Today’s fast-advancing technology for well design, drilling and completion on other shale plays, are not applicable to California’s Monterey Shale, a panel of local operators last week told the Oil and Gas Awards’ West Coast Energy Summit in Bakersfield, CA.

While speakers agreed there is “huge dormant” potential in the Monterey, particularly in existing fields, they said transferring drilling and completion technologies that are pushing record production in places like the Bakken/Three Forks in North Dakota is not necessarily possible in California.

In part, that’s due to the severely different geology in California (see Shale Daily, Aug. 14), and in part it is because of the different rules applied to oil/natural gas activity in the state and a different approach historically that has resulted in extremely dense drilling areas.

Ramon Elias, a co-founder of Santa Maria Energy and now its vice president for reservoir engineering, said operators in California are becoming more aware of the need to reduce the industry’s footprint. “So we’re looking at ways to modularize our rigs and make them more compact so we don’t disturb as much surface area while we are working, and that brings up the strong tendency for more multi-well pads,” said Elias, who described himself as both an oilman and environmentalist.

Steve Johnson, senior drilling engineer for E&B Natural Resources, and Jeff Prude, a representative from the federal Bureau of Land Management’s (BLM) Bakersfield office, noted that technology and endangered species issues can also play a part of the increased emphasis on smaller drilling footprints.

“California has the highest number of endangered species anywhere in the country,” Prude said. “And we also have the highest density oilfields anywhere, too.” As a result, multi-well pads are the norm everywhere in California, according to the panelists.

With California implementing its new well stimulation (hydraulic fracturing) law (SB 4), acid use in fracking is being cut and a drive to develop “clean acid” is underway, according to Son Tran, technical advisor at MTS Solutions. And Johnson said there is no use of maximum rate drilling, noting his company wants to drill at the “optimal rate.”

“We have found, particularly in Kern County, if you drill too fast you can reduce fracking and drive up costs, so we purposely slow down the run-rate, so we don’t cause [down-hole] problems,” said Johnson. “We want to do it properly and optimally — not the fastest way.”

Elias said when he started in the oil/gas exploration and production business 43 years ago, everything was vertical; now two-thirds of the jobs are directionally drilled.

Many of the drilling techniques that are used successfully in the Bakken and Eagle Ford are not applicable in California because the formations are much different and the rocks in the West are much younger.

“Another difference is the massiveness of the California formations as opposed to the thin intervals in other parts of the country,” Santa Maria Energy’s Elias said. “And we have many more options available to use that are less demanding than other parts of the country.

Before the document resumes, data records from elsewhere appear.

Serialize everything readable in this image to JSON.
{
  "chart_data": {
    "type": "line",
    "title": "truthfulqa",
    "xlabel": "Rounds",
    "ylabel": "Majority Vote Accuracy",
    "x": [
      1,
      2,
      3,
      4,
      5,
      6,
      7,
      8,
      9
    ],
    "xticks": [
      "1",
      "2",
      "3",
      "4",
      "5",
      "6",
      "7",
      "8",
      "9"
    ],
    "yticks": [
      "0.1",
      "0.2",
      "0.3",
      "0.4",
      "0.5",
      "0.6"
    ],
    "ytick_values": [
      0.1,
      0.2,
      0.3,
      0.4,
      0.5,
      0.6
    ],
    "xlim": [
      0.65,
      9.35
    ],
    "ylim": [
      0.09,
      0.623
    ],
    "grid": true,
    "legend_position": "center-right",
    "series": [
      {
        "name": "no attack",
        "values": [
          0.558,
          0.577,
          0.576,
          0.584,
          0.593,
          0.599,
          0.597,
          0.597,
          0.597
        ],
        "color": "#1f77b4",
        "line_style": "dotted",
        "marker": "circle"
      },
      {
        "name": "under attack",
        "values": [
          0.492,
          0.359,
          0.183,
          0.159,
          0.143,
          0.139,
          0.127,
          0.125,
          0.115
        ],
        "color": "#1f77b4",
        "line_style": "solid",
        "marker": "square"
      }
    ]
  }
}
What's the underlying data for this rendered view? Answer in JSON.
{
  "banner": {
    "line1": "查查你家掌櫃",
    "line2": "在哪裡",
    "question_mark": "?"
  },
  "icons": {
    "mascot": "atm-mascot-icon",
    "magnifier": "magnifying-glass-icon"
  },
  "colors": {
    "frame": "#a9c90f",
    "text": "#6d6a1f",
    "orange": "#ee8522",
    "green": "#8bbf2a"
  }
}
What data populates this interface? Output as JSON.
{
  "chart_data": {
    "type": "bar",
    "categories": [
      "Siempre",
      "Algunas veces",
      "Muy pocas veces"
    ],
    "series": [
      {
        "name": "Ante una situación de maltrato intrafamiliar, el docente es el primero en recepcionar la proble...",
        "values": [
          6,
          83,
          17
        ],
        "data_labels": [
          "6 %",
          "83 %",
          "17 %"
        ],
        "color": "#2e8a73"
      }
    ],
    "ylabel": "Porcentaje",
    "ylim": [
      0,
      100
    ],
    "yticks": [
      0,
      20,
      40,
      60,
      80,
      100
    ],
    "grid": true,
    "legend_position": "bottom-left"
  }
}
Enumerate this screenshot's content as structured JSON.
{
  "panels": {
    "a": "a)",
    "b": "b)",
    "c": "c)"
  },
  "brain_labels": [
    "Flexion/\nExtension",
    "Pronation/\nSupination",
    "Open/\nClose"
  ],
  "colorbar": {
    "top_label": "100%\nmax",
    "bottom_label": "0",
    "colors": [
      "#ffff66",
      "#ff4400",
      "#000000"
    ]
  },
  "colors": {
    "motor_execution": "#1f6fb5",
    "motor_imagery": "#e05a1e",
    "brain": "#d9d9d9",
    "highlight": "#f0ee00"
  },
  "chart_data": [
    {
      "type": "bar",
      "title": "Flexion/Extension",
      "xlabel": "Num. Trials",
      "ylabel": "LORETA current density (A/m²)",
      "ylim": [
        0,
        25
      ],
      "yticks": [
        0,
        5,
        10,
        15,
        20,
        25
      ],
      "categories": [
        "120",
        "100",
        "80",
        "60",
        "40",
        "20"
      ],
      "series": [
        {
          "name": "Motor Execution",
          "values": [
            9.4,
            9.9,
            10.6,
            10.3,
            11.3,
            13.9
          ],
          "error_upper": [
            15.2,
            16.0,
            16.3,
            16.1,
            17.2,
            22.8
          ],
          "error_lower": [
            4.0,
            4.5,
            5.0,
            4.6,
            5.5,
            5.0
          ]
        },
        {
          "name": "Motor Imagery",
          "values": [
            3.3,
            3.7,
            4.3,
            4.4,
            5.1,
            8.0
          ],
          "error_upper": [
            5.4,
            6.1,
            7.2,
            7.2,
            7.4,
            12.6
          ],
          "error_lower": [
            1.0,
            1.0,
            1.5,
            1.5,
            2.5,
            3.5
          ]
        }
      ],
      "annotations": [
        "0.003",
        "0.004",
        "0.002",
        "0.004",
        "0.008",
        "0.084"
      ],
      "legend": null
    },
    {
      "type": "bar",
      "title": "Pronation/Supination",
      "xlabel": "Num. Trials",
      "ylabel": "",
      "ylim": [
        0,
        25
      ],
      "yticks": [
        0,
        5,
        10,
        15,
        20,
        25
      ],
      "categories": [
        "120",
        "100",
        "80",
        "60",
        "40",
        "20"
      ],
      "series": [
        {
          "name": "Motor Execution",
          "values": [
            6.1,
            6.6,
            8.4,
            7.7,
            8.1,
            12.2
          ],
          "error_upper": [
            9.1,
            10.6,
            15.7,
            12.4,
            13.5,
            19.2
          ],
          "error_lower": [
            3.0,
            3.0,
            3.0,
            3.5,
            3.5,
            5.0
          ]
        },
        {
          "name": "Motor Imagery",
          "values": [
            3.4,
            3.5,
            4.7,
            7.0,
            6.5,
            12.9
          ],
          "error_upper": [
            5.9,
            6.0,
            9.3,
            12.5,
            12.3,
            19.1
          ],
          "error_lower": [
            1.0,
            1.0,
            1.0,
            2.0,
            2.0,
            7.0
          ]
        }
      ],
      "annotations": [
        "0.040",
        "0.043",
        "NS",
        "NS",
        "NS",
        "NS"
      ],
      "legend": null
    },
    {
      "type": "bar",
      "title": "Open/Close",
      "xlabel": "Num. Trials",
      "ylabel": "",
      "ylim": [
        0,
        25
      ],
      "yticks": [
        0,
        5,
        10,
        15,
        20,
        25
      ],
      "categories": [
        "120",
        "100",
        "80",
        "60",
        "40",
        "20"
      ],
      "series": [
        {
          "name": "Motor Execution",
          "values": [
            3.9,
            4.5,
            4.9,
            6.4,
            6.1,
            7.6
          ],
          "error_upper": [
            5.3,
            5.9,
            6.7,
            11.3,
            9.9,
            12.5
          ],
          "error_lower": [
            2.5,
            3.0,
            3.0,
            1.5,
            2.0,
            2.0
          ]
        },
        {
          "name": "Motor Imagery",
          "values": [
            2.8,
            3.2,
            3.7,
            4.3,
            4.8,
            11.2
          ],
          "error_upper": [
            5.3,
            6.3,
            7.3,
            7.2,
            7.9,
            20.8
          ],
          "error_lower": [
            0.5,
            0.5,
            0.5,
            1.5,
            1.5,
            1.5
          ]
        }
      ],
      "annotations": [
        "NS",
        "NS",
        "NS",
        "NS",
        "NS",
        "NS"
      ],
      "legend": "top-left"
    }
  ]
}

“Of the parts of the Monterey that have been drilled the recovery rates have been less than 10%, so there is a tremendous potential remaining even if we only drilled on the existing fields that we are going after right now. In addition to that there is all the potential that exists in the more traditional shale-like Monterey accumulations, and I don’t think we have put together the right combination of things to tap those resources.”

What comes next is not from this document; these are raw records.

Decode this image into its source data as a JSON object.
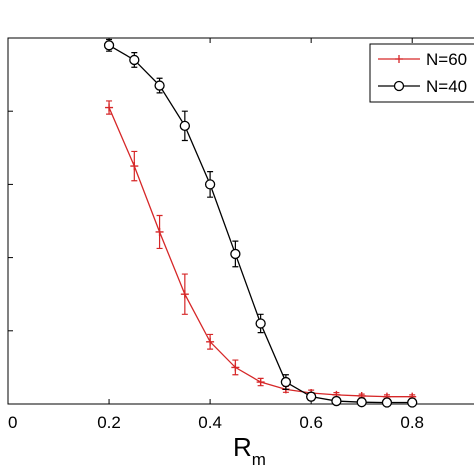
{
  "chart_data": {
    "type": "line",
    "title": "",
    "xlabel": "R",
    "xlabel_subscript": "m",
    "ylabel": "",
    "xlim": [
      0.0,
      0.95
    ],
    "ylim": [
      0.0,
      1.0
    ],
    "xticks": [
      0.0,
      0.2,
      0.4,
      0.6,
      0.8
    ],
    "xtick_labels": [
      "0",
      "0.2",
      "0.4",
      "0.6",
      "0.8"
    ],
    "grid": false,
    "legend_position": "top-right",
    "x": [
      0.2,
      0.25,
      0.3,
      0.35,
      0.4,
      0.45,
      0.5,
      0.55,
      0.6,
      0.65,
      0.7,
      0.75,
      0.8
    ],
    "series": [
      {
        "name": "N=60",
        "color": "#d62728",
        "marker": "plus",
        "values": [
          0.81,
          0.65,
          0.47,
          0.3,
          0.17,
          0.1,
          0.06,
          0.04,
          0.03,
          0.025,
          0.022,
          0.02,
          0.02
        ],
        "errors": [
          0.018,
          0.04,
          0.045,
          0.055,
          0.02,
          0.02,
          0.01,
          0.008,
          0.008,
          0.006,
          0.005,
          0.005,
          0.005
        ]
      },
      {
        "name": "N=40",
        "color": "#000000",
        "marker": "circle",
        "values": [
          0.98,
          0.94,
          0.87,
          0.76,
          0.6,
          0.41,
          0.22,
          0.06,
          0.02,
          0.008,
          0.005,
          0.004,
          0.004
        ],
        "errors": [
          0.016,
          0.02,
          0.02,
          0.04,
          0.035,
          0.035,
          0.025,
          0.02,
          0.01,
          0.005,
          0.004,
          0.004,
          0.003
        ]
      }
    ]
  }
}
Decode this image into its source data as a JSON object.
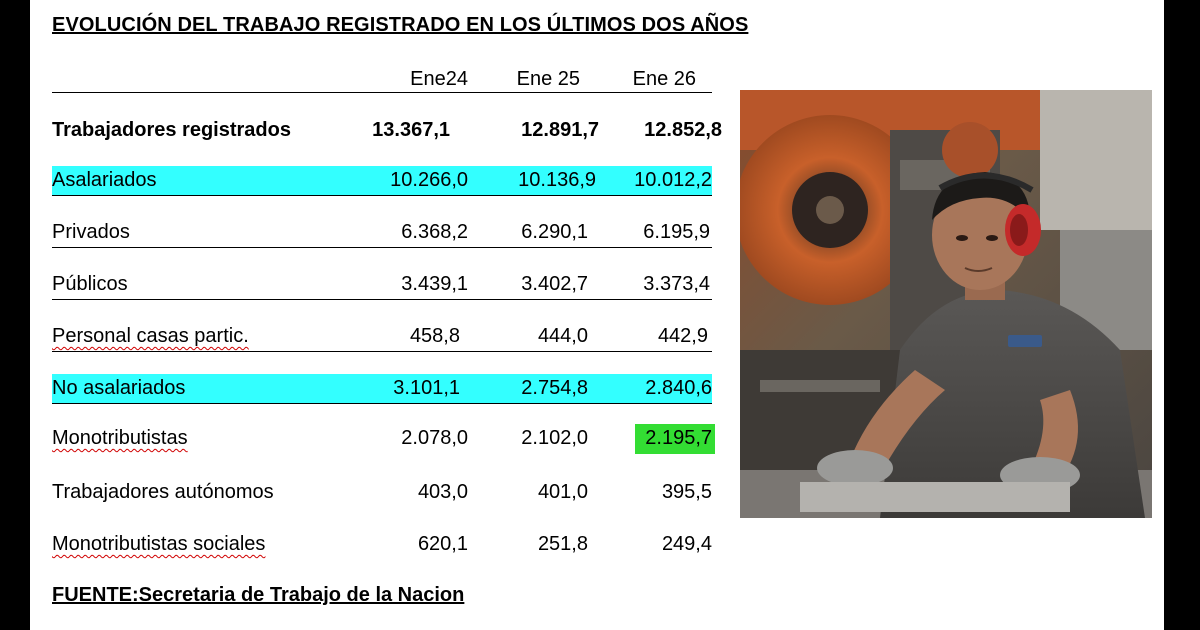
{
  "title": "EVOLUCIÓN DEL TRABAJO REGISTRADO EN LOS ÚLTIMOS DOS AÑOS",
  "columns": [
    "Ene24",
    "Ene 25",
    "Ene 26"
  ],
  "rows": [
    {
      "label": "Trabajadores registrados",
      "values": [
        "13.367,1",
        "12.891,7",
        "12.852,8"
      ]
    },
    {
      "label": "Asalariados",
      "values": [
        "10.266,0",
        "10.136,9",
        "10.012,2"
      ]
    },
    {
      "label": "Privados",
      "values": [
        "6.368,2",
        "6.290,1",
        "6.195,9"
      ]
    },
    {
      "label": "Públicos",
      "values": [
        "3.439,1",
        "3.402,7",
        "3.373,4"
      ]
    },
    {
      "label": "Personal casas partic.",
      "values": [
        "458,8",
        "444,0",
        "442,9"
      ]
    },
    {
      "label": "No asalariados",
      "values": [
        "3.101,1",
        "2.754,8",
        "2.840,6"
      ]
    },
    {
      "label": "Monotributistas",
      "values": [
        "2.078,0",
        "2.102,0",
        "2.195,7"
      ]
    },
    {
      "label": "Trabajadores autónomos",
      "values": [
        "403,0",
        "401,0",
        "395,5"
      ]
    },
    {
      "label": "Monotributistas sociales",
      "values": [
        "620,1",
        "251,8",
        "249,4"
      ]
    }
  ],
  "source": "FUENTE:Secretaria de Trabajo de la Nacion",
  "colors": {
    "highlight_row": "#33ffff",
    "highlight_cell": "#33dd33",
    "page_background": "#ffffff",
    "frame": "#000000"
  },
  "photo": {
    "icon": "factory-worker-photo"
  }
}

While the financial community is often asking about what techniques are transferable from other successful shale plays to California, Elias reiterated that there aren’t any, necessarily. But he thinks that should not take away from a “huge dormant potential in California” found in deposits like the shallow opal-A dolomite, that are several times larger in potential than Prudhoe Bay in Alaska.

Prude said the reason that the potential for the Monterey Shale was slashed earlier (see Shale Daily, May 21) was that only a small part of the acreage has been tested by the industry and most of its has shown poor economic potential without cutting the cost of production in half or doubling production.

Undaunted, Elias talked about California having multiple alternatives, including offshore resources, shale and the opal-A dolomite. He said California could be the top reserve state in the nation if state officials permit it to happen.

California represented as much as 18.3% of total U.S. proved crude oil reserves in 1998, but a combination of the emergence of unconventional production areas such as the Bakken and Eagle Ford shales, along with tougher environmental standards in California that have likely limited the amount of exploration and production capital spent in the state, have combined to push that figure below 10%.